Pneumonia is an acute respiratory infection that affects the lungs. They are made up of small sacs called alveoli, which fill with air when a healthy person breathes. In pneumonia patients, the alveoli fill with purulent secretions and fluid, which can make breathing difficult and limit the oxygenation of blood in the lungs. The disease can be caused by viruses, bacteria, fungi or parasites.
Viruses are an important cause of pneumonia (23%), as we saw with the SARS-CoV-2 pandemic and the 2009 H1N1 influenza epidemic. Among the bacterial causes of pneumonia, Streptococcus pneumoniae, also known as pneumococcus, is the most common bacterium.

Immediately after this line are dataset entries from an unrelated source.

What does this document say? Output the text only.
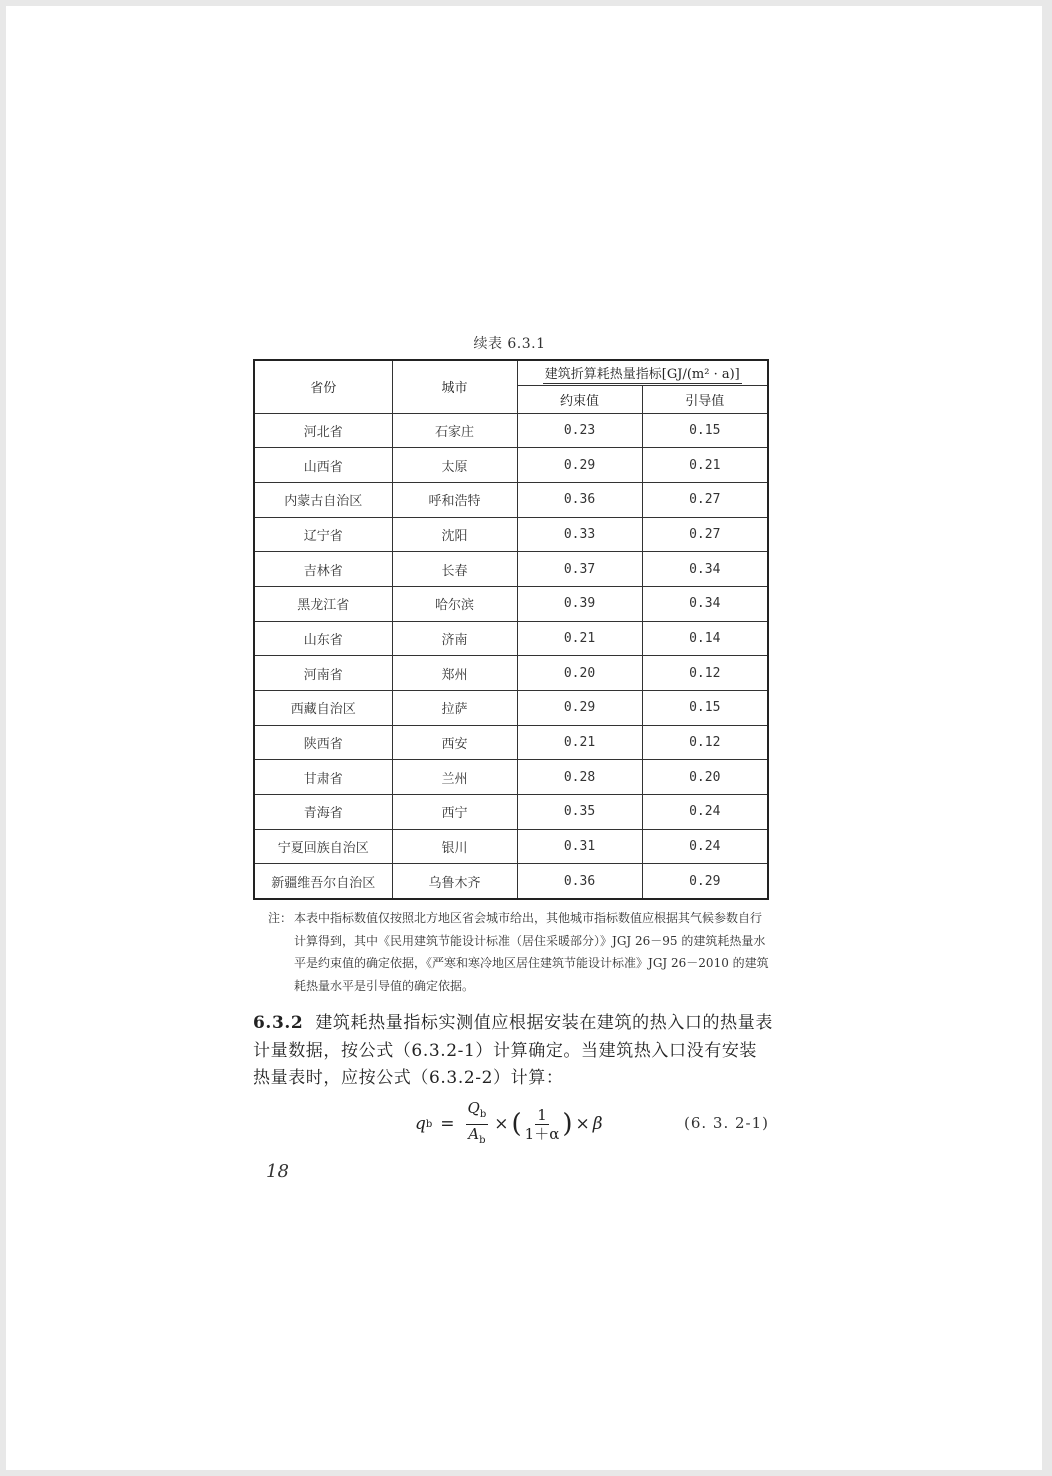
续表 6.3.1
省份	城市	建筑折算耗热量指标[GJ/(m² · a)]	
		约束值	引导值
河北省	石家庄	0.23	0.15
山西省	太原	0.29	0.21
内蒙古自治区	呼和浩特	0.36	0.27
辽宁省	沈阳	0.33	0.27
吉林省	长春	0.37	0.34
黑龙江省	哈尔滨	0.39	0.34
山东省	济南	0.21	0.14
河南省	郑州	0.20	0.12
西藏自治区	拉萨	0.29	0.15
陕西省	西安	0.21	0.12
甘肃省	兰州	0.28	0.20
青海省	西宁	0.35	0.24
宁夏回族自治区	银川	0.31	0.24
新疆维吾尔自治区	乌鲁木齐	0.36	0.29
注： 本表中指标数值仅按照北方地区省会城市给出，其他城市指标数值应根据其气候参数自行计算得到，其中《民用建筑节能设计标准（居住采暖部分）》JGJ 26－95 的建筑耗热量水平是约束值的确定依据，《严寒和寒冷地区居住建筑节能设计标准》JGJ 26－2010 的建筑耗热量水平是引导值的确定依据。
6.3.2 建筑耗热量指标实测值应根据安装在建筑的热入口的热量表计量数据，按公式（6.3.2-1）计算确定。当建筑热入口没有安装热量表时，应按公式（6.3.2-2）计算：
q $b = \frac{Q_b}{A_b}$ × ( $\frac{1}{1+\alpha}$ ) × β	(6. 3. 2-1)
18
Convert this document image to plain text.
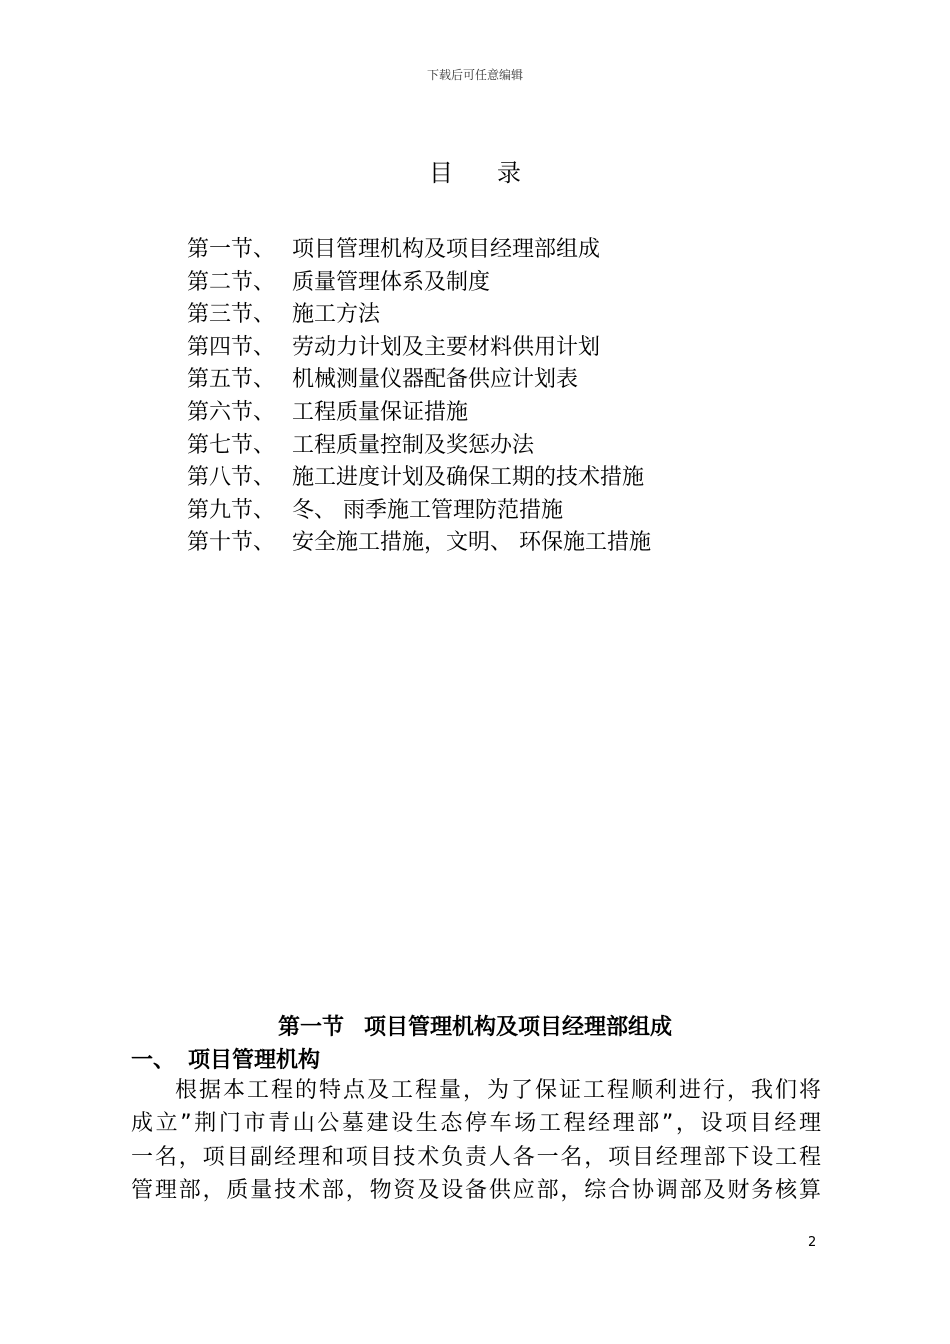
下载后可任意编辑
目录
第一节、 项目管理机构及项目经理部组成
第二节、 质量管理体系及制度
第三节、 施工方法
第四节、 劳动力计划及主要材料供用计划
第五节、 机械测量仪器配备供应计划表
第六节、 工程质量保证措施
第七节、 工程质量控制及奖惩办法
第八节、 施工进度计划及确保工期的技术措施
第九节、 冬、 雨季施工管理防范措施
第十节、 安全施工措施，文明、 环保施工措施
第一节 项目管理机构及项目经理部组成
一、 项目管理机构
根据本工程的特点及工程量，为了保证工程顺利进行，我们将
成立”荆门市青山公墓建设生态停车场工程经理部”，设项目经理
一名，项目副经理和项目技术负责人各一名，项目经理部下设工程
管理部，质量技术部，物资及设备供应部，综合协调部及财务核算
2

On top of that, it causes a variety of diseases, manifesting as upper respiratory tract infections (e.g. acute otitis media and/or sinusitis) or in invasive forms (meningitis, bacteremia, abscesses), the latter with higher mortality disease. In addition to pneumococci, there are other bacteria that can cause pneumonia, although they are less common.
How does it spread?
Pneumonia can be spread in many ways. The underlying pathogen may be in the air we breathe, from a sick person, or colonized by a virus such as influenza or respiratory syncytial virus, or from bacteria commonly found in the nose or throat that can multiply. Lungs after inhalation.
Who has the most exposure?
Adults over 65 years of age.
Patients with chronic respiratory, heart, liver, kidney disease and changes in spleen function or surgical removal of the spleen.
Immune compromise for a variety of reasons.
What are the main symptoms?
Symptoms of pneumonia can be general, such as fever, chills, and general malaise, or they can be more specific, such as a cough with mucus or purulent discharge, chest pain, or shortness of breath. Many times, patients are diagnosed while in the hospital, which is why prevention is key to avoiding severe cases.
For children: Maintain breastfeeding at least until infant is 6 months old and stay up-to-date on your vaccination schedule to reduce health complications and mortality from respiratory infections.
Adults: Dispose of tissues properly, cover your mouth and nose when coughing or sneezing, do not smoke, avoid overcrowding and wood heating, and ventilate homes and workplaces frequently.
All ages: There are two vaccines available for children and adults that are given at different times: the flu vaccine and the pneumococcal vaccine. Adults can also receive the two vaccines mentioned above, which have been included in the national vaccination plan for adults over 65 years old and adults with heart disease, lung disease, kidney failure, liver disease, diabetes and other diseases.
Pneumonia and its complications are preventable through vaccination, early diagnosis, and appropriate treatment, especially in children and older adults. Regardless, vaccination rates are low, so it is important to emphasize the importance of influenza and pneumococcal vaccination, which are the leading vaccine-preventable causes of pneumonia.
It is important to emphasize that the annual influenza vaccine and pneumococcal vaccine are included in the national vaccination calendar and are free of charge at the country’s vaccination centers and public hospitals for people with any of the above indications.
Recommendation: Dr. Laura Pulido (MN 127115), Coordinator of the Infectious Diseases Section of the Argentine Association of Respiratory Medicine.